Another criticism leveled at Game is a fear that nominally Nice Guys will take this lesson to heart and become intolerable assholes. The fear is a new generation of arrogant pricks ‘not being themselves’ all in order to hook up. I understand the fear of a mass of men radically leaning their personalities towards the Jerk end of the spectrum as prompted by the PUA or MRA communities. Let me be the first to say those fears are unfounded. Guys don’t search out the community, blogs or forums because they’re getting too much pussy from being archetypically ‘nice’. In fact the observation that more, shall we say, “self-centered” Men seem to be getting laid most consistently is so prevalent that there’s an entire section dedicated to it on the main SoSuave page, leads me to believe that a sudden paradigm shift to Jerk-ness isn’t remotely the threat that anyone should fear. Nice Guys, by definition, have a real tough time effectively pulling off acting like a Jerk, much less genuinely converting their personality’s to that of a Jerk.

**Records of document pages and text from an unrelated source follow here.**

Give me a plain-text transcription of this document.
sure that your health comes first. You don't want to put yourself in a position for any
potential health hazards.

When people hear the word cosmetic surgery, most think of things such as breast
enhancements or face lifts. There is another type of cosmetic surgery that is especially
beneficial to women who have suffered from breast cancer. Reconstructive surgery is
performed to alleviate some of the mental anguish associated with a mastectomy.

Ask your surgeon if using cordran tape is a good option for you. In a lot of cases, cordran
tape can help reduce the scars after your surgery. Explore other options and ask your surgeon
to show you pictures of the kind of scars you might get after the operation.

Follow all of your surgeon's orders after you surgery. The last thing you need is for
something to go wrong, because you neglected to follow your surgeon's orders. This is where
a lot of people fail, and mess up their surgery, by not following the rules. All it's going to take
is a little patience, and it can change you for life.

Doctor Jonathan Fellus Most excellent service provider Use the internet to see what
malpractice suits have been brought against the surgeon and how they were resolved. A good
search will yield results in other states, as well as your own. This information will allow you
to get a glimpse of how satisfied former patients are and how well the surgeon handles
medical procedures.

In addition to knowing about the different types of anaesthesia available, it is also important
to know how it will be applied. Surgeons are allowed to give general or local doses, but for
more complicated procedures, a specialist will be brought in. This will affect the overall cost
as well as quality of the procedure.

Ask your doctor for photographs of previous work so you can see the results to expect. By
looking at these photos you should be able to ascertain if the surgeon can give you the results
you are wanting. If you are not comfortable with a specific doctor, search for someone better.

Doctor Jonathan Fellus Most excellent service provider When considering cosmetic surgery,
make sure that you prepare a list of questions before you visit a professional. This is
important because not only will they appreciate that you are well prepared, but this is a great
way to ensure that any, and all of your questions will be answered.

Most men WOULD prefer to inch towards the jerk end of the spectrum, if at all, and assuming they come to believing things aren’t as they previously believed. The more common mindset for beta males is to expect that women should appreciate them for being the ‘nice’, dependable, self-sacrificing guy that every woman since his mother has told him he should be. It’s far easier to believe that the world should change for you than to accept the truth that you need to improve yourself to get the things you want. It’s the lazy man’s path to disqualify or cheapen things that he desperately wants, but lacks the motivation to change himself to get. So the hot, ‘quality’ girl he wanted before, becomes the ‘trashy club slut’ after she rejects him. The real quality girl should love/desire him unconditionally, “for who he is” rather than force him into improving himself, which in this instance means he ought to become the caricatured Jerk archetype he’s been taught to hate. Most people resist becoming what they hate, even if it’s a change for the better.
We ought to worry less about social implications of converting nice guys into jerks than making them self-aware to begin with. The risk of creating a bona fide Jerk in an effort is a decent trade off.